En Chine, les banques doivent améliorer le niveau d'accessibilité, la facilité et la vitesse de navigation de leurs sites si elles veulent encourager les internautes à réaliser leurs opérations en ligne. Voilà ce qui ressort d'une étude menée par ip-label auprès des plates-formes web des principales banques du pays, entre les mois de juillet et novembre 2010. Le problème, c'est qu'à l'instar des sites d'e-commerce, le succès dépend du service en lui-même mais aussi, avant tout, de la qualité de la navigation. Dans le détail, si l'on regarde les chiffres fournis par ip-label, le taux d'accessibilité reste peu élevé, avec en moyenne une personne sur cinquante ne pouvant accéder aux pages des sites. Seule la Shenzhen Development Bank a réussi à proposer un niveau d'accessibilité convenable à sa plate-forme sur la période du test.

Lenteur d'affichage

Seules seize personnes sur dix milles ne pouvaient franchir les portes de la plate-forme de l'institution financière. En ce qui concerne la navigation, le constat est lui aussi mitigé. Ainsi, juge ip-label, l'obtention d'informations et la réalisation d'opérations peut prendre suffisamment de temps pour décourager les internautes. Pour certaines banques comme la Huaxia Bank, seize secondes sont ainsi nécessaires pour réaliser des opérations basiques, contre trois pour la Bank of China. A noter que celle-ci enregistre des résultats supérieurs à la moyenne : cette dernière s'établit à neuf secondes. Cela, précise l'étude, avec des sondes placées au plus près des réseaux des opérateurs. Ce qui fait qu'il faut parfois attendre jusqu'à cinq minutes et trente secondes pour procéder à une opération.
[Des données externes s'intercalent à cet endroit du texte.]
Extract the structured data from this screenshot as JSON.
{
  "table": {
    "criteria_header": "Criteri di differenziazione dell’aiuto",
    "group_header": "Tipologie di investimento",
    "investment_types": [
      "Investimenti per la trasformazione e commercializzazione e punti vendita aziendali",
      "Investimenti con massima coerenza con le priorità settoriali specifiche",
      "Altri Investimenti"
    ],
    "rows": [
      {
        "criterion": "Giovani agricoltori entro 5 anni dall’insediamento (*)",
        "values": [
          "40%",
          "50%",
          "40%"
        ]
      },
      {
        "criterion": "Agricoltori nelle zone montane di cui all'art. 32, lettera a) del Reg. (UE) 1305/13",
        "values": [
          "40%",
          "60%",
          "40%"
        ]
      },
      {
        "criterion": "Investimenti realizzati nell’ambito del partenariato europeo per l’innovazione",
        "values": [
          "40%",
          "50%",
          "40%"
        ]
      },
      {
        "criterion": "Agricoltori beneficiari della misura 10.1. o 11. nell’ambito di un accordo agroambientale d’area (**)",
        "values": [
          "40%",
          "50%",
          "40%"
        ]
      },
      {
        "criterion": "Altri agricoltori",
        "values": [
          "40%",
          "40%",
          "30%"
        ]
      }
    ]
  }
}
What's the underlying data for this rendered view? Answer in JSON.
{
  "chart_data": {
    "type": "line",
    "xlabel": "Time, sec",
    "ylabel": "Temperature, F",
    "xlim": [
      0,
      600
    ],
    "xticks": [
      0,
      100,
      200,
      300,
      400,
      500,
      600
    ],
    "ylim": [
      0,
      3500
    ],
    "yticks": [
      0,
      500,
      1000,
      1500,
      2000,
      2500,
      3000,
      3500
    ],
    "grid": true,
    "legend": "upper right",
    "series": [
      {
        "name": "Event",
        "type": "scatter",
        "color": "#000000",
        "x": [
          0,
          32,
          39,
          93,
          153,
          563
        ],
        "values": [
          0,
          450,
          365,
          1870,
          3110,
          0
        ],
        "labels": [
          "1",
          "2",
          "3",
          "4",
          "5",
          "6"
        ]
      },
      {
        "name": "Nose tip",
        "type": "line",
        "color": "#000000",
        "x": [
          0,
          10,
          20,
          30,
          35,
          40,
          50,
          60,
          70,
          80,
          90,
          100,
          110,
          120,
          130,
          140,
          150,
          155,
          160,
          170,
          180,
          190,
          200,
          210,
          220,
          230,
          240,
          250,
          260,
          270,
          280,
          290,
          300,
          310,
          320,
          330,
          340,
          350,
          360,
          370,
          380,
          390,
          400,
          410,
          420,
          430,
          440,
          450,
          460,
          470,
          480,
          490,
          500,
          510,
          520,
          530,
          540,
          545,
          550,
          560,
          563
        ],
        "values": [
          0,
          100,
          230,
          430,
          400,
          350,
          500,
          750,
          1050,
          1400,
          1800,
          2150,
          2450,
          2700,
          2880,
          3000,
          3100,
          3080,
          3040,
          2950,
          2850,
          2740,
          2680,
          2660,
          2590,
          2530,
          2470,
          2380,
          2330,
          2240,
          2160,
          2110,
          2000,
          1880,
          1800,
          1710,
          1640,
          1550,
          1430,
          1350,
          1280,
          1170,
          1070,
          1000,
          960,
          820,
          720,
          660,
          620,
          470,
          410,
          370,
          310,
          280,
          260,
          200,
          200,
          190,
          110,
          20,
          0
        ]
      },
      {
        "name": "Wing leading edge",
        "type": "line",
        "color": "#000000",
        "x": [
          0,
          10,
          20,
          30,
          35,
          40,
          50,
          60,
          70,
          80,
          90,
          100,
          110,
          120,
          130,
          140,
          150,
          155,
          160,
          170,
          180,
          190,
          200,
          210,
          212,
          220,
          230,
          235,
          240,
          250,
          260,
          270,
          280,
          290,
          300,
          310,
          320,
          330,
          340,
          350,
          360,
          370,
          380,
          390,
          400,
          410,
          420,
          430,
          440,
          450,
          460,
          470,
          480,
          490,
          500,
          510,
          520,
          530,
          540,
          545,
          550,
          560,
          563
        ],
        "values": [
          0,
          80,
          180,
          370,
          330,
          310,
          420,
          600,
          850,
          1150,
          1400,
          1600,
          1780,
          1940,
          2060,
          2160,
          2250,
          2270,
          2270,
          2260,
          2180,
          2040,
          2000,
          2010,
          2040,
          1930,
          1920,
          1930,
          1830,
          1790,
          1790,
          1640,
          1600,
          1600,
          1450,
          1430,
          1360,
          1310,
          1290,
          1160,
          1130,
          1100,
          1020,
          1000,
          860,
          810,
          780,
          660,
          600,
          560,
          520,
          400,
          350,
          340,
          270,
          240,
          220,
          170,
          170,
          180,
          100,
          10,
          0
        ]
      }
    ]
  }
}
Autre problème : cette lenteur d'affichage des pages peut avoir des conséquences sur la réussite du serveur à répondre aux sollicitations des internautes.

Dupliquer ses sites ?

L'origine de ces difficultés ? Selon ip-label, les sites bancaires éditent des pages entre une et quatre fois plus lourdes que celles des banques européennes et du Maghreb. Résultat, les serveurs passent la majorité de leur temps à tenter de charger animations, images, et effets spéciaux. Cela notamment en raison de la mauvaise qualité des interconnexions entre Nord et Sud. Pour rappel, en raison de l'immensité du territoire, les autorités ont confié la gestion du Nord à China Netcom et celle du Sud à China Telecom. C'est pourquoi, pour les banques nationales, ip-label leur conseille de positionner les infrastructures du serveur en un endroit où convergent les deux réseaux. Ou alors de dupliquer leur site, et de confier la gestion des contenus non confidentiels aux CDN, les Content Delivery Networks.